With deer and elk populations in check, there'd be fewer coyotes and thus more mice and rodents and voles. Meaning more raptors and foxes. Hence a greater variety of carrion, so scavengers would benefit. Wolverine distribution, for example, is directly related to winter carrion supply.

"If ungulates behave differently because of the presence of wolves, then the plants experience a different fate," Phillips says. "There might be more aspen saplings that make it to adulthood. So then there'd be more beavers, and that might alter your water regime. We don't know how it will play out after that, but we want to discover, or rediscover, that effect."

How long will it all take? And who might it piss off along the way? We are all sitting on a little wooden bridge over Cherry Creek, far off from the wolf pen. Here the Turner ethic has already run afoul of many different interests. The Montana Fish, Wildlife & Parks agency, working with the Turners, would like to stock the river with westslope cutthroat trout.

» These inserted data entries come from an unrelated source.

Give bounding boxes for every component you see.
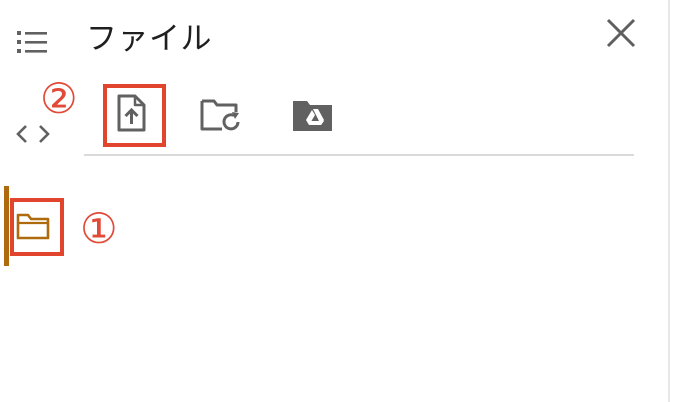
- folder-icon: [16, 212, 50, 240]
- close-button[interactable]: [604, 16, 638, 50]
- list-icon: [16, 30, 48, 54]
- annotation-number-1: ①: [80, 204, 118, 253]
- refresh-folder-icon: [200, 98, 244, 132]
- right-edge-strip: [670, 0, 676, 402]
- panel-title: ファイル: [86, 21, 212, 57]
- upload-button[interactable]: [116, 94, 146, 132]
- table-of-contents-button[interactable]: [16, 30, 48, 54]
- code-snippets-button[interactable]: [16, 124, 50, 144]
- upload-file-icon: [116, 94, 146, 132]
- toolbar-divider: [84, 154, 634, 156]
- drive-folder-icon: [292, 98, 334, 132]
- mount-drive-button[interactable]: [292, 98, 334, 132]
- code-icon: [16, 124, 50, 144]
- close-icon: [604, 18, 638, 54]
- annotation-number-2: ②: [40, 74, 78, 123]
- files-button[interactable]: [16, 212, 50, 240]
- refresh-button[interactable]: [200, 98, 244, 132]
- active-tab-indicator: [4, 186, 9, 266]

Sounds simple enough, but all hell has broken loose. The westslope cutthroat trout is an imperiled, though not listed as endangered, fish. It's native to Montana, but not to Cherry Creek. Actually, no fish is native to the creek, at least not the 70- to 80-mile portion in question, which stretches between a fountainhead lake and a waterfall. Because it's perfectly isolated and impossible to breach without the hand of man, it would be a great place for this delicate trout to dwell. The problem is that, years ago, rainbow and brook and Yellowstone trout were all stocked in this creek, and they now dominate the isolated section. To ensure that these tough trout won't drive off any reintroduction of westslope cutthroat, the state agency wants to chemically kill the invasive trout.

Naturally, there are plenty of environmentalists who see this as self-defeating madness. Since part of the creek flows through public lands, the public has standing to sue to halt the plan. A federal suit was withdrawn earlier this year due to overlap with other cases. But a state suit against Montana Fish, Wildlife & Parks and the Montana Department of Environmental Quality is still pending, charging violations of the state constitution and Water Quality Act. "The poison they want to use will also kill off the insect population and the amphibians," says Bill Fairhurst, spokes-man for the Public Lands Access Association and the petitioner in both lawsuits. "They are not killing fish, they are killing an entire ecosystem."

"They have a point," says Beau. "They say, ÔIf you guys are all about historical conditions and the wisdom of nature, then the place was fishless in the first place.' True, but it's a dandy site for trout. And we're not willing to take a sense of environmental history to an absurd level if it means we'll lose a native fish."